Chirurg Stéphanie Breukink: ‘Een PROM waar iedereen beter van wordt’
Dit artikel is onderdeel van het dossier Uitkomstgerichte zorg in het magazine Medisch Specialist.
Eén universele vragenlijst voor alle patiënten, door elke patiënt gemakkelijk in te vullen. Stéphanie Breukink, dikkedarm-chirurg in het Maastricht UMC+, is betrokken bij de ontwikkeling van zo’n generieke PROM.
Een PROM (Patient Reported Outcome Measure) meet vooral uitkomsten van de zorg waar alleen patiënten uitspraken over kunnen doen. Bijvoorbeeld somberheid, pijn, vermoeidheid en kwaliteit van leven in het algemeen. ‘De meeste vragenlijsten die we daarvoor nu hanteren zijn gemaakt voor wetenschappelijk onderzoek’, begint Breukink. ‘Die zijn vaak veel te lang. En een chronische patiënt die bij meerdere specialisten loopt, moet zich door een woud aan vragenlijsten werken.
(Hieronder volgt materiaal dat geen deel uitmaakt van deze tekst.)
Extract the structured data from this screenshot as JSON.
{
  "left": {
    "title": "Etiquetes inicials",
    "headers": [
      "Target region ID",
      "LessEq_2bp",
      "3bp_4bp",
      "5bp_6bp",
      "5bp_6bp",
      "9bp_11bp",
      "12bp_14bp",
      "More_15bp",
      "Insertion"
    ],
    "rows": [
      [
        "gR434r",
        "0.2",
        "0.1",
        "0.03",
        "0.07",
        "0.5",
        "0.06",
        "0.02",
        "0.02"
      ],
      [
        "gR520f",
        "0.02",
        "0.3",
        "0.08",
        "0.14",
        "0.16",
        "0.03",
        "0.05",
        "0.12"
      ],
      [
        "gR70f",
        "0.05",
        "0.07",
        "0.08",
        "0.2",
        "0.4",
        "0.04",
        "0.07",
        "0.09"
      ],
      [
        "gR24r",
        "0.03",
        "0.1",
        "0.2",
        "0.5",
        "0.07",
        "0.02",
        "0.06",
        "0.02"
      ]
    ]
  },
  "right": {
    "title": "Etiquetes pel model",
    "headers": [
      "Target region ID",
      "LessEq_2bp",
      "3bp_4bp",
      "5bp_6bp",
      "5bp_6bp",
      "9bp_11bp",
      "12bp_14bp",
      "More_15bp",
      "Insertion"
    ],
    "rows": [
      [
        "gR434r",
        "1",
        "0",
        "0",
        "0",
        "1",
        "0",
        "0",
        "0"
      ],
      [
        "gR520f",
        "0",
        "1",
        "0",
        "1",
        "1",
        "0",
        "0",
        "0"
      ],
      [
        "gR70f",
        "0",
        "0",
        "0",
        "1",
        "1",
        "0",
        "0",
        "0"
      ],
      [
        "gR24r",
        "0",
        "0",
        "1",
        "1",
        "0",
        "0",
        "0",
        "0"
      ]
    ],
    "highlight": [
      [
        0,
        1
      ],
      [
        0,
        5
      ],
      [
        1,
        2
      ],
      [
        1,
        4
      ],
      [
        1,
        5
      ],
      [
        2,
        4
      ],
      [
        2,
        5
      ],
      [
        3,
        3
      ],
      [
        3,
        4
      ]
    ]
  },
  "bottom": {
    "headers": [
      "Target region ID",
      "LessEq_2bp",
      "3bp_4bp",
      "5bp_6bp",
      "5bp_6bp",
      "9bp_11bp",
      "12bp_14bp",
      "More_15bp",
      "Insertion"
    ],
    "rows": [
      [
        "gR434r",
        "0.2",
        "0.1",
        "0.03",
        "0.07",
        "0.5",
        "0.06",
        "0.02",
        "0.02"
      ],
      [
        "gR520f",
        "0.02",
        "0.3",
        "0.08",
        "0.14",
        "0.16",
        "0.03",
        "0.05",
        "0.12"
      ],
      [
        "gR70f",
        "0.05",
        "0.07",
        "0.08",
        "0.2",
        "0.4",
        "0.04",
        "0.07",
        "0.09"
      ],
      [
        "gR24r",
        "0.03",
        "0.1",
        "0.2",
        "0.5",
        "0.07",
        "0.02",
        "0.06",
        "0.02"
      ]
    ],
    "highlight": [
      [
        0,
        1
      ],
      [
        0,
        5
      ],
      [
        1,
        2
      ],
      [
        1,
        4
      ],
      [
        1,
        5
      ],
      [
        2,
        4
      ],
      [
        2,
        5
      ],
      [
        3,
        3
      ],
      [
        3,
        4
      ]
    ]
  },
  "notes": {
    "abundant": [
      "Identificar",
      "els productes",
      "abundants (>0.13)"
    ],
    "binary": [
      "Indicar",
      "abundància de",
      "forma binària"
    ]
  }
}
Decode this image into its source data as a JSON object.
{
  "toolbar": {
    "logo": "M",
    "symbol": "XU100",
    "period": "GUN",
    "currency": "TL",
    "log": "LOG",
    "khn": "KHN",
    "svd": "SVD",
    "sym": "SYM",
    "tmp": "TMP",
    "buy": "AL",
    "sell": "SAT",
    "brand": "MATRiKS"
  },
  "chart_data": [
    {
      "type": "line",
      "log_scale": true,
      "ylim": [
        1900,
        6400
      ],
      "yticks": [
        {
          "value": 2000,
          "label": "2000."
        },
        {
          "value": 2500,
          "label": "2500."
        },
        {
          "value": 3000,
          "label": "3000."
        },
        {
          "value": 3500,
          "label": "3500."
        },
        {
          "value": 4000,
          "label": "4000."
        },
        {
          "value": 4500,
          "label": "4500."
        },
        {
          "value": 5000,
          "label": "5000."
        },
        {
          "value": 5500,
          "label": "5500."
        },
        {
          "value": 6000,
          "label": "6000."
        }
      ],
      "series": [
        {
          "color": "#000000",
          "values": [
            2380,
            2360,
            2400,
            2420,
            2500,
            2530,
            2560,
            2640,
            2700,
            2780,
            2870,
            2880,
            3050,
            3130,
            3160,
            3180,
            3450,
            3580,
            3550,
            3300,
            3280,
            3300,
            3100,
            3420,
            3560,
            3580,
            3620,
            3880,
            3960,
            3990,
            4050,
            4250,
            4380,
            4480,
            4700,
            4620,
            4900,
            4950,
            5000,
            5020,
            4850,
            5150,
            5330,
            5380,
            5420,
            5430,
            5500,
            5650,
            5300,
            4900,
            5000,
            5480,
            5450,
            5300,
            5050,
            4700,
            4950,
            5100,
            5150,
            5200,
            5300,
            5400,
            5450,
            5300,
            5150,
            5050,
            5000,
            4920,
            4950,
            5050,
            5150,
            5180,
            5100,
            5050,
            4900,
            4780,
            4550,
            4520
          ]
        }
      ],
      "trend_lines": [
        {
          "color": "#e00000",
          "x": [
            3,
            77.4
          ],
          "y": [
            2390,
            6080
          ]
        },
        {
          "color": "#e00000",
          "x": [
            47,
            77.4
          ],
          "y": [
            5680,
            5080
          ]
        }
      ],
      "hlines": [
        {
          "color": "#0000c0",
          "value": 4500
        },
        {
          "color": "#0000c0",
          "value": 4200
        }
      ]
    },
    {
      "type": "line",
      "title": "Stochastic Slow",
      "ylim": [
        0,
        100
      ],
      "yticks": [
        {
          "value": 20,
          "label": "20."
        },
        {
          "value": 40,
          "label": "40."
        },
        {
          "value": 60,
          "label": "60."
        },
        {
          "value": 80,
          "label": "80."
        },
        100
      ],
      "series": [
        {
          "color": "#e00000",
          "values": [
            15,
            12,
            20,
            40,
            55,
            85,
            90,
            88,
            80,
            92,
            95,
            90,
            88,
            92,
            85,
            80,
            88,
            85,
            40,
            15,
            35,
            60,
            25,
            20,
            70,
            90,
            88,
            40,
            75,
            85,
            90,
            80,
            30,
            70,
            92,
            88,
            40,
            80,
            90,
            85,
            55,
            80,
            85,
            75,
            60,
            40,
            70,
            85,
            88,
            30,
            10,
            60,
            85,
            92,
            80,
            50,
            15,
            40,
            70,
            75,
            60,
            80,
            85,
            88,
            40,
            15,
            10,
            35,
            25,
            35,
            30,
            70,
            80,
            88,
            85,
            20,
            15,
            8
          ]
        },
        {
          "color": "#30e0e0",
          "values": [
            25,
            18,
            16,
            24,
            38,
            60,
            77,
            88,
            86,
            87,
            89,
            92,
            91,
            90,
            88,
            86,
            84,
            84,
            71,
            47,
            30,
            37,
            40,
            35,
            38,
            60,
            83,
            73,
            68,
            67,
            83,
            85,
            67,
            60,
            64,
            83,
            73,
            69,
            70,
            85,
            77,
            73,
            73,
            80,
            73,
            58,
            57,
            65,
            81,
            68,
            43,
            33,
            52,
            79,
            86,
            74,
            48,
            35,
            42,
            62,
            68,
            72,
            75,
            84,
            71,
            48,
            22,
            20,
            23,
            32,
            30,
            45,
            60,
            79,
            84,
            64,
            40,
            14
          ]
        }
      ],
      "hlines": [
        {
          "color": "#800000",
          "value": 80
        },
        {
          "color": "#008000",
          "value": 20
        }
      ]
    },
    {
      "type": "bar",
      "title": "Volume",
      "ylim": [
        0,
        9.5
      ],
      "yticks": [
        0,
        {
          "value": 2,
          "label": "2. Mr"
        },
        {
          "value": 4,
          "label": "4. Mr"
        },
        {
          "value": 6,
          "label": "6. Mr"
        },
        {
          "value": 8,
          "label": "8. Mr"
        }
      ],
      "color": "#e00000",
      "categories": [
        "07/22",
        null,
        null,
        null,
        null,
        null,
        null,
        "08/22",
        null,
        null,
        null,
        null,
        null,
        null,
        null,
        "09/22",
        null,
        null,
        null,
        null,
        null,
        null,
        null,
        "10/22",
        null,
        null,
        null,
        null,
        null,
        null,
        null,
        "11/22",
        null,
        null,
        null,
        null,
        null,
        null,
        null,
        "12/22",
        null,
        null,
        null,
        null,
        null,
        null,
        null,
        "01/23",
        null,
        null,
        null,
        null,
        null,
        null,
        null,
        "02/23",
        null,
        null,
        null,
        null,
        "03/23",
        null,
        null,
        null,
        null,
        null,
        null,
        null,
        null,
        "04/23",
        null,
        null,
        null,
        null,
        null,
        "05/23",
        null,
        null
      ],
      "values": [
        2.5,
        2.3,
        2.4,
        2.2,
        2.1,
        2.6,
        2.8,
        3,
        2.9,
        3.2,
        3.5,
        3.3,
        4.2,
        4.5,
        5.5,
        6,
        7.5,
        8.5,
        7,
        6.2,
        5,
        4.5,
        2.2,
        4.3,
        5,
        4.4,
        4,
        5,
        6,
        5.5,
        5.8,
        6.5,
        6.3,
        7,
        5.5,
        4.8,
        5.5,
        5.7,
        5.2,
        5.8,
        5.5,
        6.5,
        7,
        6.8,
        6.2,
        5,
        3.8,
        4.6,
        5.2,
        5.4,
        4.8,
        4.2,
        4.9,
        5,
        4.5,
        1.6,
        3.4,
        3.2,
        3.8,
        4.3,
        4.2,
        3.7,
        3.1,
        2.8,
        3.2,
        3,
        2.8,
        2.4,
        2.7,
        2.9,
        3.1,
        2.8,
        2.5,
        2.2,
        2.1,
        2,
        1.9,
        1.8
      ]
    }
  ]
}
Als dat al lukt, ziet de patiënt zijn eigen resultaten dikwijls niet eens terug.’ Ze was daarom blij met het initiatief om een generieke PROM te ontwikkelen en sloot zich aan bij de werkgroep van het programma Uitkomstgerichte Zorg.
Uitkomstgericht
Volgens Breukink valt er met een universele vragenlijst veel te winnen, met name voor de patiënt, en daarnaast kan het ingezet worden in het optimaliseren van uitkomstgerichte zorg. Ze ziet een PROM voor zich die in elk ziekenhuis en voor elke aandoening wordt gebruikt, en die alleen een aantal algemene onderwerpen bevat. De patiënt wordt bijvoorbeeld gevraagd naar een oordeel over haar of zijn zelfstandigheid, slaap, sociale relaties en mobiliteit. Bij chronische patiënten, of het nou om COPD, hartklachten of kanker gaat, geven deze algemene domeinen veel informatie over de patiënt zelf. En ook na een heupoperatie. ‘Je kunt vragen of iemand zijn nieuwe heup zoveel graden kan draaien. Maar in de spreekkamer gaat het ook over de persoonlijke maatstaf: de een wil zonder pijn of angst de hond kunnen uitlaten, een ander hoopt weer marathons te lopen. Dus de eerste vraag moet zijn: wat is belangrijk voor u gezien het feit dat u deze aandoening hebt? Om van daaruit te bespreken wat de verdere mogelijkheden zijn.’
Verdiepingsslag
Doordat de patiënt zich op die manier beter gehoord voelt, ontstaan betere gesprekken. Je kunt als behandelaar en patiënt samen een verdiepingsslag maken, en je hebt een bruikbaar kader voor ‘samen beslissen’, is haar stellige overtuiging. ‘Het is ongelooflijk belangrijk dat een patiënt voelt: “deze vragen en dit gesprek gaan over míj”. Dat verlaagt de drempel om het niet alleen te hebben over het medische, maar ook over werk, relaties en intimiteit. Veel mensen klappen dicht of durven niet alles te zeggen in het ziekenhuis, je moet het ze gemakkelijk maken.’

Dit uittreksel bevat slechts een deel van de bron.